Por: Itatiaia BH

A torcida do Atlético terá que esperar mais algumas semanas para ver o Projeto de Lei (PL) da Arena MRV ser votado em 2º turno no Plenário da Câmara Municipal de Belo Horizonte. Assim como aconteceu na quarta-feira (11), os vereadores não chegaram a um acordo no debate sobre o PL ‘Escola Sem Partido’, obstruindo a votação das outras propostas interferindo no PL 817/19, que dispõe sobre desafetação de áreas públicas para fins de reparcelamento do solo do terreno onde o Galo pretende construir o estádio.

A sessão desta quinta-feira durou poucos minutos e foi encerrada por falta de quórum, já que menos de 21 vereadores compareceram. Desta forma, a votação do PL envolvendo a Arena MRV foi adiada e só deve ocorrer em outubro, de acordo com o vereador Gabriel Azevedo (sem partido).

“A Câmara Municipal vota sempre nos 10 primeiros dias úteis do mês. Amanhã (sexta-feira) é a última sessão. Há a previsão de um processo de cassação de vereador (Flávio dos Santos – Podemos), isso leva um tempo, porque tem que ler a denúncia inteira. É costume da Casa derrubar o quórum após a leitura. Portanto, a previsão é que (a votação do PL da Arena MRV) só volte em outubro”, declarou.

Gabriel Azevedo afirmou ainda que o Projeto de Lei da Arena MRV está sendo usado por alguns vereadores para travar a pauta de votação na Câmara. “Quem quer obstruir (a pauta) utiliza outros projetos para atravancar o processo, ou seja, se faz requerimentos dos projetos de lei, e isso vai atrasando. Quanto menos projetos há na pauta para se fazer isso, menos a pessoa consegue obstruir.

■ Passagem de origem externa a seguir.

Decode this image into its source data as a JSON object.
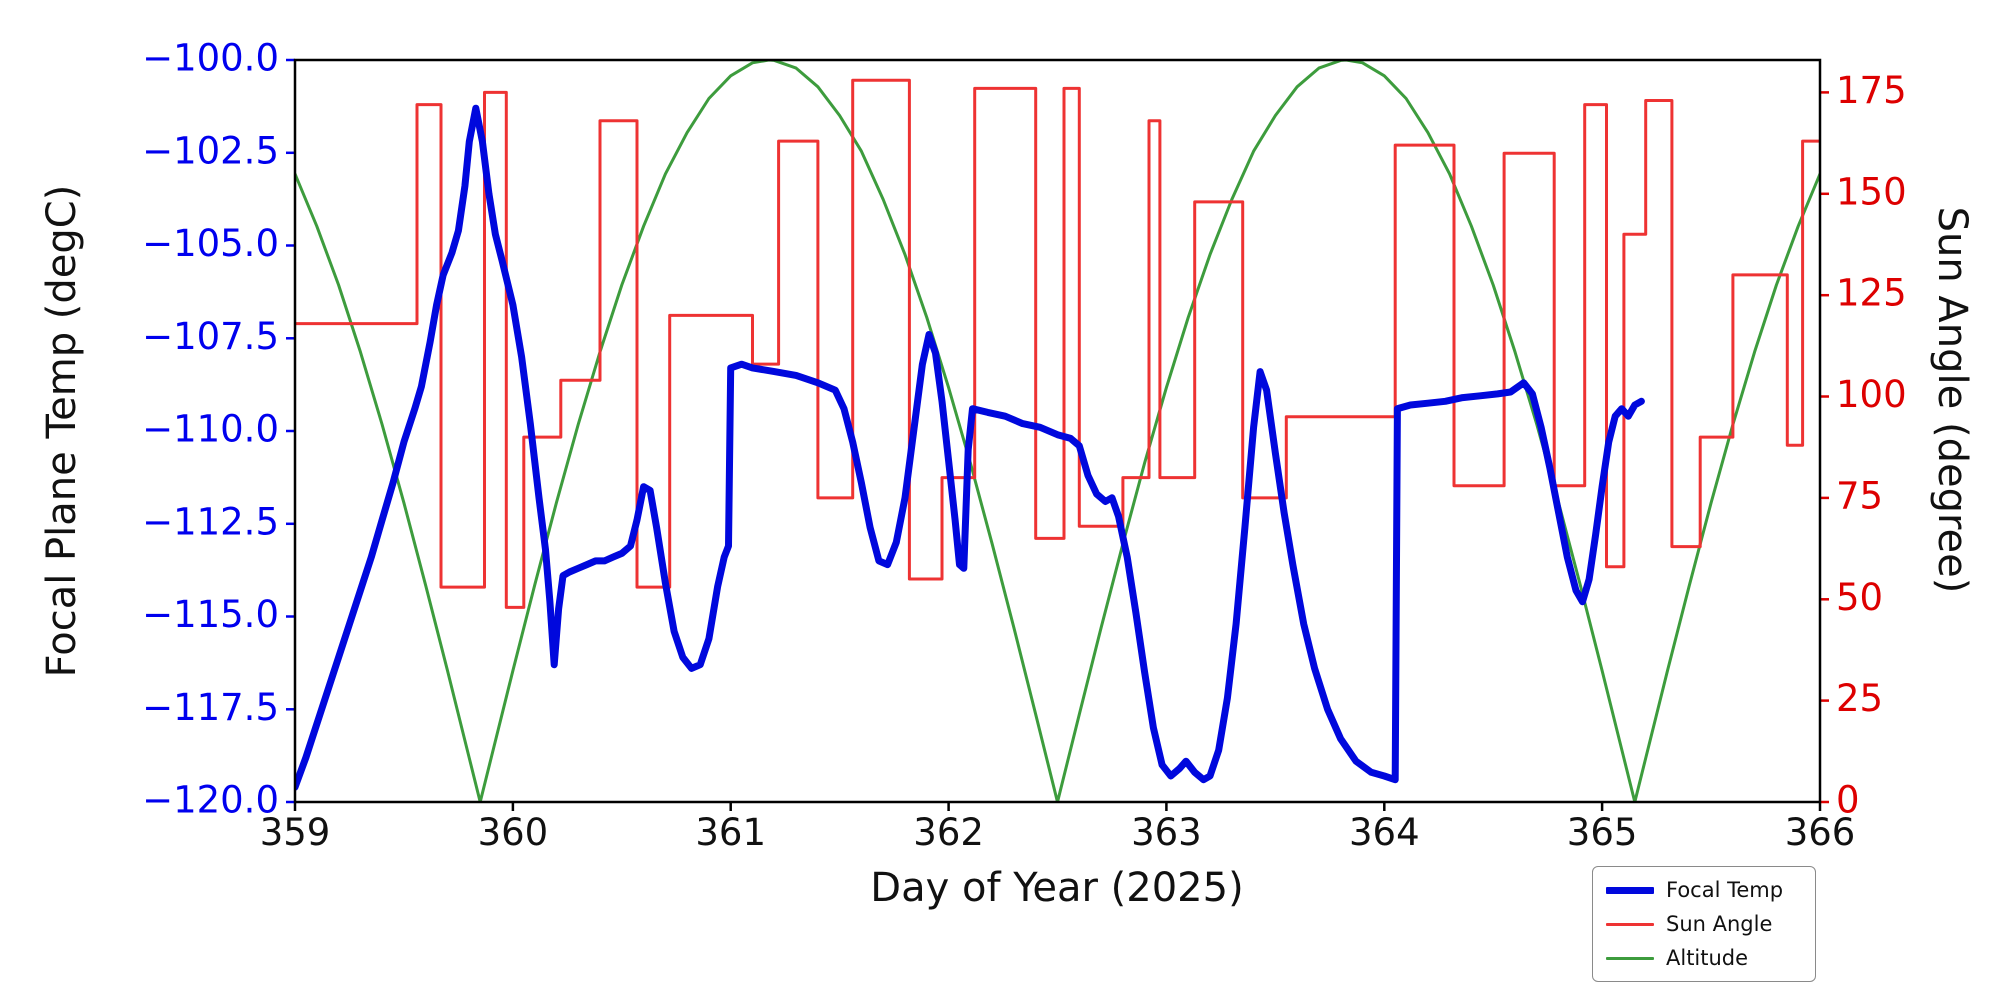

Quem quer obstruir hoje, que é praticamente a bancada da esquerda, não vai conseguir fazer isso tão bem sem o projeto do Galo, que está sendo usado neste sentido”, acusou.

Na última terça-feira (10), o Projeto de Lei do estádio do Atlético foi aprovado pelos vereadores em 1º turno por unanimidade (38 votos a 0).

Antes da análise pelo Plenário da Câmara, o Projeto de Lei da Arena MRV foi aprovado por quatro comissões da Casa: Legislação e Justiça, Meio Ambiente, Administração Pública e Orçamento e Finanças Públicas.

Documento Autorizativo para Intervenção Ambiental

No dia 2 de outubro haverá uma reunião do Conselho Estadual de Política Ambiental (Copam) para debater o parecer pela regularização ambiental proposta para intervenção em Áreas de Preservação Permanente (APP’s).

A expectativa do Atlético é que o clube consiga a autorização para a obtenção do Documento Autorizativo para Intervenção Ambiental (Daia) junto ao Instituto Estadual de Florestas (IEF). O documento é uma das condicionantes para a obtenção da Licença de Instalação (LI).

A proposta de compensação ambiental consiste na regularização fundiária em área de conservação correspondente a mais que o dobro da vegetação nativa (Mata Atlântica) a ser suprimida.

O terreno definido para essa contrapartida fica no Parque Nacional da Serra da Gandarela, no município de Rio Acima, na Região Metropolitana de Belo Horizonte.

A área será destinada ao Instituto Chico Mendes de Conservação da Biodiversidade (ICMBio), autarquia de regime especial, vinculada ao Ministério do Meio Ambiente, e que integra o Sistema Nacional do Meio Ambiente (Sisnama).

Arena MRV

A Arena MRV terá capacidade para 47 mil torcedores e custará R$ 410 milhões, mas, de acordo com o Atlético, nenhum centavo sairá do futebol. Em setembro do ano passado, os conselheiros do clube aprovaram a venda de 50,1% do shopping Diamond Mall para a Multiplan, o que irá gerar R$ 250 milhões para a obra. O restante do dinheiro será captado por meio da venda do naming rights (a MRV comprou os direitos por R$ 60 milhões) e da comercialização de cerca de 4.700 cadeiras cativas do estádio por R$ 100 milhões (60% do valor já foi garantido pelo banco BMG).

Além de construir o estádio, o Atlético terá que trazer benefícios para os moradores da região, como arcar com obras de melhorias no trânsito.